In the late 1990s Mullins was appointed to the board of Landcorp, a position she held for seven years. In 1996 she graduated from Massey University with a Masters in Business Administration. She has held positions on the Massey University Council and the Mid-Central and Wairarapa District Health Boards.

In 2000, Mullins headed the launch of 2degrees, a telecommunications company, as part of her work with Te Huarahi Tika Trust.

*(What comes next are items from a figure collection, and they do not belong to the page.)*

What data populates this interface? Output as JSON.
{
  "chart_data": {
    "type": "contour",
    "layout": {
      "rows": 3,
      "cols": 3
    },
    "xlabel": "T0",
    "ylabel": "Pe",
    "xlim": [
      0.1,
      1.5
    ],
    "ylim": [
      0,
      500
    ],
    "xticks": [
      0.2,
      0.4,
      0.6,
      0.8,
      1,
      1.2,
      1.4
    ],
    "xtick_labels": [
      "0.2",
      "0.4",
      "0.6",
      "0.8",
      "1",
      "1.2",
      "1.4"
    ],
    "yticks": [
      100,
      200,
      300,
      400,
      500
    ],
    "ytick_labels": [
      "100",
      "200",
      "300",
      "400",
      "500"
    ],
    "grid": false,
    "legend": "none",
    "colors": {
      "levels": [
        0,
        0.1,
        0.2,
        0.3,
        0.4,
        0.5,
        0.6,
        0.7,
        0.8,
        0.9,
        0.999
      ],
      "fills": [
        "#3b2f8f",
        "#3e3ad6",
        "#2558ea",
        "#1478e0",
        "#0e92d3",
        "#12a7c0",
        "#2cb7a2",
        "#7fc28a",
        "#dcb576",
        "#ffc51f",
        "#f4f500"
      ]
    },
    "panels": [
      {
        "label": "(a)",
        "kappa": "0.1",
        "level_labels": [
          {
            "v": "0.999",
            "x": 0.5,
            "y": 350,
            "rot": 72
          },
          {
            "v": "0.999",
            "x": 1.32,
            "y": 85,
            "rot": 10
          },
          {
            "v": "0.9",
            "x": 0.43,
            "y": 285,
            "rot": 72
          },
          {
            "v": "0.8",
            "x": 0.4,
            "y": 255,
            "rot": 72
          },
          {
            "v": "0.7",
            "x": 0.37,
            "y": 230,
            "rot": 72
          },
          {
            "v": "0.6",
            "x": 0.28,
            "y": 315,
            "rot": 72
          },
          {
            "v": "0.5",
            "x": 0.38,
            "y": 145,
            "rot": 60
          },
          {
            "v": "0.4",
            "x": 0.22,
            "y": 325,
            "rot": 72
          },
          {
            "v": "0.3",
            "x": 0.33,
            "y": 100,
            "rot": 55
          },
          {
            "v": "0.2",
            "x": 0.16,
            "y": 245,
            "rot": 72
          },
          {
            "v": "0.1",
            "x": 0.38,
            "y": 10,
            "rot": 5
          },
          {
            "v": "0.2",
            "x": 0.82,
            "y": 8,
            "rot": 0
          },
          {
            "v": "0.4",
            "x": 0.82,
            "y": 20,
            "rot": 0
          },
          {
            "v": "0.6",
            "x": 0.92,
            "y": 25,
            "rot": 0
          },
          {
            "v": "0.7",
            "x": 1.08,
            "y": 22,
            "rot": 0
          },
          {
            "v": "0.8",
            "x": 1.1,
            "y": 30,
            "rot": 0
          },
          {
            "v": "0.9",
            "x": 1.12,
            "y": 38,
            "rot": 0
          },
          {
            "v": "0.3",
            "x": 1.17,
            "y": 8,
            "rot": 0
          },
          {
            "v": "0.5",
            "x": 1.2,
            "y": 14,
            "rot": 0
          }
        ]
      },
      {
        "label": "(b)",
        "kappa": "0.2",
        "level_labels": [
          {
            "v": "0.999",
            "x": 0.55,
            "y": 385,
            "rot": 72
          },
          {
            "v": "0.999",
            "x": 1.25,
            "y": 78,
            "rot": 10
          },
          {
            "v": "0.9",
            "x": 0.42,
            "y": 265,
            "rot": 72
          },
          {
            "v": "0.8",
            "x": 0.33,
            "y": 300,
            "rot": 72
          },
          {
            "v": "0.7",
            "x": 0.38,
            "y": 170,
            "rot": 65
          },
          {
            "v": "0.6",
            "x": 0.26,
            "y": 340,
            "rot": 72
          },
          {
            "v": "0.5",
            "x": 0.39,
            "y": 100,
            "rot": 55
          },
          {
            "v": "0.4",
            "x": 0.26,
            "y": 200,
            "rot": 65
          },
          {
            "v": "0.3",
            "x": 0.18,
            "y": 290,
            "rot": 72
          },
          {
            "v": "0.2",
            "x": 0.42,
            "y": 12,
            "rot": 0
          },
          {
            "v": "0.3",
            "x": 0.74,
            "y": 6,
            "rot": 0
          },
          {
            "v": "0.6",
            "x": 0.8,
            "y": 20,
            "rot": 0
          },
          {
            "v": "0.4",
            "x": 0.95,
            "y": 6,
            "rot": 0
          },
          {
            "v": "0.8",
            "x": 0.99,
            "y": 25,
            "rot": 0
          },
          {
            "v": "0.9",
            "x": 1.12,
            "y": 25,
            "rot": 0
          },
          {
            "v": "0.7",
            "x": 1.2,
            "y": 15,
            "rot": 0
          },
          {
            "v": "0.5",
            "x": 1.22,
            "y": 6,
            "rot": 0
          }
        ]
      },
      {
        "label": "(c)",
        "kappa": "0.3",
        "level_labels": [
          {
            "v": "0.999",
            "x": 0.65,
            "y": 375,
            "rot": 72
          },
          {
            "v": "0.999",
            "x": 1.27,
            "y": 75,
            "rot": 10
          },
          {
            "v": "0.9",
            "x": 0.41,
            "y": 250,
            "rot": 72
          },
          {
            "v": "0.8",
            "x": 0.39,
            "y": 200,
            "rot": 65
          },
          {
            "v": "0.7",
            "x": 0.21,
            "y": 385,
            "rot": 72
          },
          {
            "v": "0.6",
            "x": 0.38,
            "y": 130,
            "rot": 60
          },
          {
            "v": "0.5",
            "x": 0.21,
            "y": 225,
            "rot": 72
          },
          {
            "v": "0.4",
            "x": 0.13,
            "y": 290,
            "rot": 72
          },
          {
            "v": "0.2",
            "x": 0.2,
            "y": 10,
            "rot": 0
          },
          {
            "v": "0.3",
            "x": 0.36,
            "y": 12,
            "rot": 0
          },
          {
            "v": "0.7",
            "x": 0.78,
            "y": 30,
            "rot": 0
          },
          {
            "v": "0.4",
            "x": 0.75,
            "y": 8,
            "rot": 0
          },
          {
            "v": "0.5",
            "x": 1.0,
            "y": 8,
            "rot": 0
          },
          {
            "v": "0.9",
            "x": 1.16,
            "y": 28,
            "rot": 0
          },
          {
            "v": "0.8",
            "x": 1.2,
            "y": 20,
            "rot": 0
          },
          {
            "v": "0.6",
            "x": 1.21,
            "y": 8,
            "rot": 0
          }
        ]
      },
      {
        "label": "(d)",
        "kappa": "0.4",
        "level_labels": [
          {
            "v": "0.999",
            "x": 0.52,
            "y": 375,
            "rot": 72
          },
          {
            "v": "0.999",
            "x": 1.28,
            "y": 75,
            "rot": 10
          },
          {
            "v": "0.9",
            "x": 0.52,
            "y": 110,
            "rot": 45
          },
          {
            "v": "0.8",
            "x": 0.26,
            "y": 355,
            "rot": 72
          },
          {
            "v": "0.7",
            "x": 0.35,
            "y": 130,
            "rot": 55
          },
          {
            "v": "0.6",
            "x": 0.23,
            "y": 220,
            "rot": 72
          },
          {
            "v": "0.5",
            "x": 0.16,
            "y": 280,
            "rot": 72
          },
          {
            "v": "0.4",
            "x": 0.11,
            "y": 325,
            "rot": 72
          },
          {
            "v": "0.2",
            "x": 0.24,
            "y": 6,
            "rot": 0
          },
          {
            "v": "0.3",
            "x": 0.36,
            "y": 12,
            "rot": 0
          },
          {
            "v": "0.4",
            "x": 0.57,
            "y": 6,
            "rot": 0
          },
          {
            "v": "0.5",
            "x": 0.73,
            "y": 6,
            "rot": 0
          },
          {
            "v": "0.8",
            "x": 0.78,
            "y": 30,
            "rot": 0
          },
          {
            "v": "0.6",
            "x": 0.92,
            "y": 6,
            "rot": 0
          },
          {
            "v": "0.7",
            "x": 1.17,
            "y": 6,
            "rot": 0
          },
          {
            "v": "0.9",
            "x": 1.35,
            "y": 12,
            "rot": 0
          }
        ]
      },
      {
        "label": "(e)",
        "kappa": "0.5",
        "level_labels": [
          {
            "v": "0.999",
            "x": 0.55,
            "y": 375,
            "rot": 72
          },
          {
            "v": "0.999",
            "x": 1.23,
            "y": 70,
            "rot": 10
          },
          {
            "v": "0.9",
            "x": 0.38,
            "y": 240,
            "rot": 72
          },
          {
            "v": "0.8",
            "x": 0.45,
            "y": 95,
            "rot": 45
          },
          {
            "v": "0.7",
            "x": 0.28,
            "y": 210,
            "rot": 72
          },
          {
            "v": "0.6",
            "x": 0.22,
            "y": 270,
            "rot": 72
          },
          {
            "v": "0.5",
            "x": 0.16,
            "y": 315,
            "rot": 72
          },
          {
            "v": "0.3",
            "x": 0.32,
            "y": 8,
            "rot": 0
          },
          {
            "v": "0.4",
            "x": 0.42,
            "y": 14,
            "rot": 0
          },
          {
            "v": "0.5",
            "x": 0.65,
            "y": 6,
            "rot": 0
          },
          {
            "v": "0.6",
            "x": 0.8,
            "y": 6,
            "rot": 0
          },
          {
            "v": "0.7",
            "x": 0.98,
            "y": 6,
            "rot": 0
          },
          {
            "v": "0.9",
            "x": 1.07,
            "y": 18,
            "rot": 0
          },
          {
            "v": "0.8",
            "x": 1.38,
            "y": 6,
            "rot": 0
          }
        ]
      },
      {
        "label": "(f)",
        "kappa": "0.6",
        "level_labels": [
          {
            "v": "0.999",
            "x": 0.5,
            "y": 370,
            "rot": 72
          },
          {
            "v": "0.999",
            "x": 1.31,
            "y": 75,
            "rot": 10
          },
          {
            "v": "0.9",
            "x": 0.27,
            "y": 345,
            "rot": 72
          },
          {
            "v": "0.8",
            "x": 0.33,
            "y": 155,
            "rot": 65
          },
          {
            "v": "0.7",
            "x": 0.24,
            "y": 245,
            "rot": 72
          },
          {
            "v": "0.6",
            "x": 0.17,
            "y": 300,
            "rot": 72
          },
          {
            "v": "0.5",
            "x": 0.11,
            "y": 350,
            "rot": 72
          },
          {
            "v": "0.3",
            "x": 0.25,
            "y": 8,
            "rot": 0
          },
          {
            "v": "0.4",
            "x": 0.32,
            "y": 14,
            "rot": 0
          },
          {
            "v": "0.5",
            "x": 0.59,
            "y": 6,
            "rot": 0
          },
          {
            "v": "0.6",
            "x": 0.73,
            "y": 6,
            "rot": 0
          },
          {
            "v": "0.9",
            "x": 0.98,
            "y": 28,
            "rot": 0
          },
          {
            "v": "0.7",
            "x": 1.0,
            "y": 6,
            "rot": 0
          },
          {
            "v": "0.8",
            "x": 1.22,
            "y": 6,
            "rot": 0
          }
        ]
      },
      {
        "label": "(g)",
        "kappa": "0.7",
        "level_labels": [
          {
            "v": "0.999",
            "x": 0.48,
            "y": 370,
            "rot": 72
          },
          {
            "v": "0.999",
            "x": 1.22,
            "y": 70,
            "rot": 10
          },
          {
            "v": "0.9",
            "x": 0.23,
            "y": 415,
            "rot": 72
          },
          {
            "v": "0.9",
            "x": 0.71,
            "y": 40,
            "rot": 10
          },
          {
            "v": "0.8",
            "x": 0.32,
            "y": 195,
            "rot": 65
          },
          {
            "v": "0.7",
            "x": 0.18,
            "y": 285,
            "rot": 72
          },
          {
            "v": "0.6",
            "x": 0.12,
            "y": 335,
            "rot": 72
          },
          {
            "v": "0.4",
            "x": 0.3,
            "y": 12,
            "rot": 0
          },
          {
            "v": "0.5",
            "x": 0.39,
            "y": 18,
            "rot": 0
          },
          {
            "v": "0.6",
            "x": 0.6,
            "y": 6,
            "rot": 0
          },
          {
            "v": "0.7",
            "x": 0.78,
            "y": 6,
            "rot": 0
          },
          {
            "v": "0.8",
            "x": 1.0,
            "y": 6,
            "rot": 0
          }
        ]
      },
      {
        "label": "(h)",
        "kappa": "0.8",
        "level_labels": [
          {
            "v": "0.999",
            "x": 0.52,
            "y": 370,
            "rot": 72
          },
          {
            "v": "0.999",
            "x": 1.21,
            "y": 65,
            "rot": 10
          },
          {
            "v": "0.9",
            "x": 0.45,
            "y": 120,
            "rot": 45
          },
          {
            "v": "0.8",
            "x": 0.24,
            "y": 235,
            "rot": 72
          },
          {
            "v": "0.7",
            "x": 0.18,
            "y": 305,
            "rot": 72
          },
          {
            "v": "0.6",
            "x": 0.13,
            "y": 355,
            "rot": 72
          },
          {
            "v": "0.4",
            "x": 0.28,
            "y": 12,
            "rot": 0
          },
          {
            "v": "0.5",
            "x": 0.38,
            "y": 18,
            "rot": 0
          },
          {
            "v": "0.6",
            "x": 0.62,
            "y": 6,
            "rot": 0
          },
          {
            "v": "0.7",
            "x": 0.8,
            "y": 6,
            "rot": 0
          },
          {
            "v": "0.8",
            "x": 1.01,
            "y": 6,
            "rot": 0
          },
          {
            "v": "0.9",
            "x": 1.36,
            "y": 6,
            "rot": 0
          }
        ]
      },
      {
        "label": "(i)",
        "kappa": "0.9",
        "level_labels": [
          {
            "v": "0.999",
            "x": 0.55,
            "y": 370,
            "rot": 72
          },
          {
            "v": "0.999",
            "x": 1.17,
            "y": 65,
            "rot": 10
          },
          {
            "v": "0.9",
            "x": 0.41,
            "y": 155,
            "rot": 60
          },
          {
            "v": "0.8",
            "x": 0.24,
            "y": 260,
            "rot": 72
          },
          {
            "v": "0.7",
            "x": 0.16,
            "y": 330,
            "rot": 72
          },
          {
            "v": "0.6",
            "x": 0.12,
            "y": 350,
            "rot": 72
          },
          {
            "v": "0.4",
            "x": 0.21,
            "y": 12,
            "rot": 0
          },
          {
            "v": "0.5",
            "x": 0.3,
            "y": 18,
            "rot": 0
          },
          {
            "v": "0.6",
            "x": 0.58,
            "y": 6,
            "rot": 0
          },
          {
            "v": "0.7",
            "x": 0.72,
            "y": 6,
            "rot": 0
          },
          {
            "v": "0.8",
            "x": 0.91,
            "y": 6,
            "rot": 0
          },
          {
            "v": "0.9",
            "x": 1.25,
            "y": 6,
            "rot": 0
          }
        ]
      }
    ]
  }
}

She was a member of the Rangitane o Wairarapa and Rangitane o Tamaki nui-a-Rua negotiation team which worked on and successfully completed their Treaty of Waitangi Deed of Settlement. The settlement was signed in August 2016. She also heads Tu Mai Ra, the post-settlement entity, chairs the board of Taratahi Agricultural Training Centre and serves on the boards of Wool Industry Research Ltd, Hautaki Ltd, Te Hou Ltd.

== Recognition ==
In the 2002 Queen's Birthday and Golden Jubilee Honours, Mullins was appointed a Member of the New Zealand Order of Merit, for services to the wool industry. In 2016 Mullins won the Rural category of the New Zealand Women of Influence Awards. The same year, she was named University of Auckland Business School Aotearoa Maori Business Leaders Awards' inaugural Business Woman of the Year. In 2017, Mullins was inducted into the New Zealand Business Hall of Fame.

== Family ==
Mullins is married and has four children and 14 grandchildren. Her grandfather was an All Black, Lui Paewai.